- Episode no.: Season 28 Episode 21
- Directed by: Matthew Nastuk
- Written by: Jeff Martin
- Production code: WABF14
- Original air date: May 7, 2017

Guest appearances
- Valerie Harper as Mrs. Butterworth; Michael York as Nigel;

Episode features
- Couch gag: The Simpson family's heads are shown as Chia Pets.

Episode chronology
| ← Previous "Looking for Mr. Goodbart" | Next → "Dogtown" |
- The Simpsons season 28

= Moho House =

"Moho House" is the twenty-first and penultimate episode of the twenty-eighth season of the American animated television series The Simpsons, and the 617th episode of the series overall. The episode was directed by Matthew Nastuk and written by Jeff Martin. It aired in the United States on Fox on May 7, 2017 and the United Kingdom on Sky 1 on May 21, 2017. The episode's name is in reference to British members club Soho House.

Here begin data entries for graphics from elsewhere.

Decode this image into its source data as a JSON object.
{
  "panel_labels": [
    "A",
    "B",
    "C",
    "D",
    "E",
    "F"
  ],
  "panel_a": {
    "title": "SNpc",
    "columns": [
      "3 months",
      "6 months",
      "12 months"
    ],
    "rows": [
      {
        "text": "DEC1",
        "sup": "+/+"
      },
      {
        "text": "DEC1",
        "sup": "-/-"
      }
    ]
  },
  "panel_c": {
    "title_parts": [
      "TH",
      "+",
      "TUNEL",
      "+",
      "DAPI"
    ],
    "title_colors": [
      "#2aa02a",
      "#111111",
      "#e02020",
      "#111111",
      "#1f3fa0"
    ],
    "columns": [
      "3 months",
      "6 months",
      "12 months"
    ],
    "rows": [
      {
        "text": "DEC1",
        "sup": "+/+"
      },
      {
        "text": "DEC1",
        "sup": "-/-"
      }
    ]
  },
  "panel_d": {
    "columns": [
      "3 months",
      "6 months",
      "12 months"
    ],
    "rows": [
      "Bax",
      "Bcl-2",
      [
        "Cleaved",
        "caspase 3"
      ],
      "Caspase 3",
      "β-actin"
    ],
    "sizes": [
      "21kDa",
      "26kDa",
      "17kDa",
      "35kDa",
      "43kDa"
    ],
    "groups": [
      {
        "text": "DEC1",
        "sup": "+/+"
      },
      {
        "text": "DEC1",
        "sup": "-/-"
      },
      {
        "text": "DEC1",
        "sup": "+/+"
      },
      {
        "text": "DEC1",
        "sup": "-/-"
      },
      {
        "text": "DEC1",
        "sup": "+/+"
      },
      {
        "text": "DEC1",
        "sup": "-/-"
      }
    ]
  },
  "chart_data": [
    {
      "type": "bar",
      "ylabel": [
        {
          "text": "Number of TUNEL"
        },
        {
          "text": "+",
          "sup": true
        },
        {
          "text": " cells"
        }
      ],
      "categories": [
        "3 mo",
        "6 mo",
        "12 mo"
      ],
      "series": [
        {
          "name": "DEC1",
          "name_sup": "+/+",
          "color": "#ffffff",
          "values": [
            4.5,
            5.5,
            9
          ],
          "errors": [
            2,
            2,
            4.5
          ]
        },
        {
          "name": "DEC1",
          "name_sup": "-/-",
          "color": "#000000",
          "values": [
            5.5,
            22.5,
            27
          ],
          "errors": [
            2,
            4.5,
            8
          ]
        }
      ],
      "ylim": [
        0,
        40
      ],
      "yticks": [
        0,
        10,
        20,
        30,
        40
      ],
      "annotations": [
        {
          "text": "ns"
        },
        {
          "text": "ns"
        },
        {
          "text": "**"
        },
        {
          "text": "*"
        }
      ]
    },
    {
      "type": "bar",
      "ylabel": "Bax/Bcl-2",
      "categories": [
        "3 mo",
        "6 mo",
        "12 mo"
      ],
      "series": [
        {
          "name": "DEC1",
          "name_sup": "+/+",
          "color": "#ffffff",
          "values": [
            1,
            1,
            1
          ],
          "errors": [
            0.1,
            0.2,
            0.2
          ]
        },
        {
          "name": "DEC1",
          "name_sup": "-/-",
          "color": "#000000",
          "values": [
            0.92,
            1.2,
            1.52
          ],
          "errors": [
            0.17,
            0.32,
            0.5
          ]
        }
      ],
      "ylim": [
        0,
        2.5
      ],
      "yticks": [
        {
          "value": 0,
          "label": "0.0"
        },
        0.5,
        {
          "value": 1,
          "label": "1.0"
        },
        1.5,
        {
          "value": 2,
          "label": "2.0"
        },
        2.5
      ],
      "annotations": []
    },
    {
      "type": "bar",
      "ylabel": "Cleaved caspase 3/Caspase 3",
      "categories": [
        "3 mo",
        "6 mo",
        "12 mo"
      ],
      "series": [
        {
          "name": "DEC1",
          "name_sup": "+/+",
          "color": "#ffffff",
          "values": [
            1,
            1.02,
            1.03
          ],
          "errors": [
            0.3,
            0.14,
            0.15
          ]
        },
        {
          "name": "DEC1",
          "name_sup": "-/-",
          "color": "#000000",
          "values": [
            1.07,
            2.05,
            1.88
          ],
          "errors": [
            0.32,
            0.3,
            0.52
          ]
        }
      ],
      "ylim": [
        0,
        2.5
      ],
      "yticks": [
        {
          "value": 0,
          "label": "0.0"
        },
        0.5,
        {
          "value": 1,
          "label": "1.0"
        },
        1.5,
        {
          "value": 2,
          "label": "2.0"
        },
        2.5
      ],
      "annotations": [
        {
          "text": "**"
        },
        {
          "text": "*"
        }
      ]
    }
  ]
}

In this episode, Mr. Burns' friend Nigel makes a wager that he can break up Homer and Marge. Valerie Harper and Michael York guest starred. The episode received positive reviews.

==Plot==
Homer drunkenly comes home for Sunday dinner, but Marge is too tired to reprimand him. At the power plant, while Homer, Lenny, and Carl discuss Marge’s reaction, Mr. Burns introduces them to Nigel and his wife. Marge visits Homer to say their marriage is in trouble, and Homer vows to do better. Watching Homer and Marge, Nigel bets Burns five million pounds that he can destroy their marriage, and Burns accepts. After work, Nigel invites Homer for a drink and implies that Burns will be mad if he declines. Homer texts Marge with emojis, which she does not understand, and she becomes angry when he is late. At Moe's Tavern, Nigel tempts Homer to see other women, but he declines. Nigel learns that Moe is attracted to Marge. Homer comes home, but Marge is disappointed.

In the morning, Marge tells Homer to go to a ballgame with Ned. On his way home, Homer notices Moe's is closed. Moe arrives and tells him that he has financial backing to run a new club called MoHo House. Homer and Marge arrive for the grand opening. Nigel raises the stakes, betting his entire fortune against the rights to Smithers, and Burns accepts. Moe charms Marge and dances with her, while Smithers gives Homer a gift to give to Marge to prevent Nigel from winning the bet. Moe runs away when it seems like Marge might be interested in him. Marge wonders why Moe can change but not Homer. A bartender tells her that it is because he is satisfied with the relationship, but she should be worried if he changes because it implies that he is cheating on her. When Homer arrives with the gift, Marge runs away crying.

Later, Moe texts Marge to meet him at the club. Moe invites Homer as well. Moe warns Homer that he will lose Marge if he does not start treating her well. Homer shows Marge a flip book animation he drew of him and Marge and apologizes to her, and she forgives him. Nigel gives Burns a check for winning the bet, but Smithers, seeking revenge, lies that Nigel is a figment of his imagination and that the check is a coupon, leading Burns to tear up the check. To thank him, Nigel kisses Smithers on the lips. Moe returns to his old bar while Burns agrees to a new fairer employee contract with Smithers.

==Cultural references==
Homer's animation ends with a Gracie Films logo. A photo of Moe from 1921 appears near the end of the episode, which is a reference to the film The Shining.

==Reception==
===Viewing figures===
"Moho House" scored a 1.0 rating with a 4 share and was watched by 2.34 million people, making it Fox's highest rated show of the night.

===Critical response===
Dennis Perkins of The A.V. Club gave the episode a B+, stating "Luckily, 'Moho House,' the name of the upscale high-rise bar an eccentric billionaire chum of Burns’ buys for Moe as part of a bet to break up Marge and Homer—well, you can see that plot kicking in right there. But seriously, credited writer Jeff Martin knows this world like the back of his five-fingered hand, having penned some genuine classics in his day. True, his one foray back into the showafter a few decades’ absence didn’t quite reach those heights, but it came close, rooting a Marge-Lisa story in some pretty deep character stuff. Here, it’s the same story (if a different plot), with the storied Homer-Marge dynamic actually feeling like it has some stakes."

Tony Sokol of Den of Geek gave the episode 4/5 stars, stating "Tonight is a tour de force for Moe, though. Between the vaguely British knockoff he touts his upcoming conquest to Sideshow Mel to the way he breaks into a grittily hysterical realism on the line 'yeah, well Midge, I don’t know what my deal is with that,' he uses all his voices tonight...Also, that line, and the delivery, humanizes Moe more than his standing down and telling Homer what’s what. He’s got a problem, just with remembering her name."